ENDANGERED SPECIES: Bipartisanship nearly extinct at hearing on reforming iconic law
Emily Yehle, E&E reporter
Greenwire: Friday, February 28, 2014
Since the Endangered Species Act passed Congress 40 years ago, more than 1,500 species in the United States have been listed as threatened or endangered -- but very few have made it off the list.
To some Republicans, that means ESA is a failure and in need of revision. But federal officials asserted yesterday that delisting is the wrong metric; what matters instead is whether listed species are still around and improving.
That was the most fundamental disagreement at yesterday's House Oversight and Government Reform subcommittee hearing on ESA. It came three weeks after Republican lawmakers released a 64-page report with a slew of recommendations for reforming ESA (Greenwire, Feb. 4).
Held by the committee's Subcommittee on Energy Policy, Health Care and Entitlements, the hearing revisited the usual points of contention: citizen lawsuits over species listings, federal versus state control of habitat plans, and controversy over the potential listing of certain species, such as the greater sage grouse and the lesser prairie chicken.
Lawmakers also questioned why some data that is used in federal decisionmaking isn't public. In some cases, the data is proprietary -- even when funded with federal dollars.
"Who paid for it? The taxpayers paid for it," said Rep. Jason Chaffetz (R-Utah), whose state is trying to avoid the listing of the sage grouse. "It's not about some North Korean nuclear bomb ... we're talking about data that should be made publicly available."

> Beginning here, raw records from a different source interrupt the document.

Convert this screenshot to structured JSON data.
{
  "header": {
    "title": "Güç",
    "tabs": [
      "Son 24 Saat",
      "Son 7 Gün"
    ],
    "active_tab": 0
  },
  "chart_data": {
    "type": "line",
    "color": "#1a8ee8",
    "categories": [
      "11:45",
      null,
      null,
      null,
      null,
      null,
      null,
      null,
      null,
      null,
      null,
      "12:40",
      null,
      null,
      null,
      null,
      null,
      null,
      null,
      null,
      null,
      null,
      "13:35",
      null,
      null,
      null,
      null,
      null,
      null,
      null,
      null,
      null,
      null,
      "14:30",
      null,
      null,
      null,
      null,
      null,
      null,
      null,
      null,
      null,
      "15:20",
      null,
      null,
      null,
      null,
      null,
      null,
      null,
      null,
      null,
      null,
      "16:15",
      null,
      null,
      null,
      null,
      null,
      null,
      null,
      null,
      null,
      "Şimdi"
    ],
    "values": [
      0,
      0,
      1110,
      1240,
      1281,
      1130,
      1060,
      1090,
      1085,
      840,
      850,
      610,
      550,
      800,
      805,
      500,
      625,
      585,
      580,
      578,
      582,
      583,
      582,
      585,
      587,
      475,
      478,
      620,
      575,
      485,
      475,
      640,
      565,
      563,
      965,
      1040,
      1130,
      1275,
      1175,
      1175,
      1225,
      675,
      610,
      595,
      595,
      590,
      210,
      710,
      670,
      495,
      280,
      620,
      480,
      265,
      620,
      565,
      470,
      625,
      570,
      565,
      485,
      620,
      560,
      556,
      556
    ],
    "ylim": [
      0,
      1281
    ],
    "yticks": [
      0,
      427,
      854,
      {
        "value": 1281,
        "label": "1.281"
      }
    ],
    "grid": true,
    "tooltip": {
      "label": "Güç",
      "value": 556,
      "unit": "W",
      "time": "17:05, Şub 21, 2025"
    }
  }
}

The two witnesses -- Interior's Michael Bean and National Oceanic and Atmospheric Administration's Sam Rauch -- emphasized that their agencies publicly release all data they can. But they didn't deny that some data is kept private.
"I can confirm there are instances in which we would like to release data but can't because the researchers won't give it to us," said Rauch, deputy assistant administrator for regulatory programs at the National Marine Fisheries Service. "It does create issues."
Bean, counselor to the Interior secretary on fish, wildlife and parks, said the Fish and Wildlife Service works well with local and state governments. Bean, who was at the Environmental Defense Fund until 2009, helped develop "safe harbor" agreements, under which private landowners partner with the government to help imperiled wildlife.
The aim should be to take advantage of the "inherent flexibility" of ESA, he said.
"If we can learn from these lessons ... then we can continue to make progress reversing the slide toward extinction," he said, adding that species should also be added to the list before they are almost extinct.
But agreement on how -- and whether -- to revise ESA does not appear close. At one point, Rep. Rob Woodall (R-Ga.) questioned what he called the "adversarial" tone of the discussion.
"Why isn't it a big Kumbaya session to say, let's make some changes and let's refocus our resources on those most critical missions," he said. "I can't think of the last time I was involved in an ESA problem-solving session. I can think of many ESA arguments."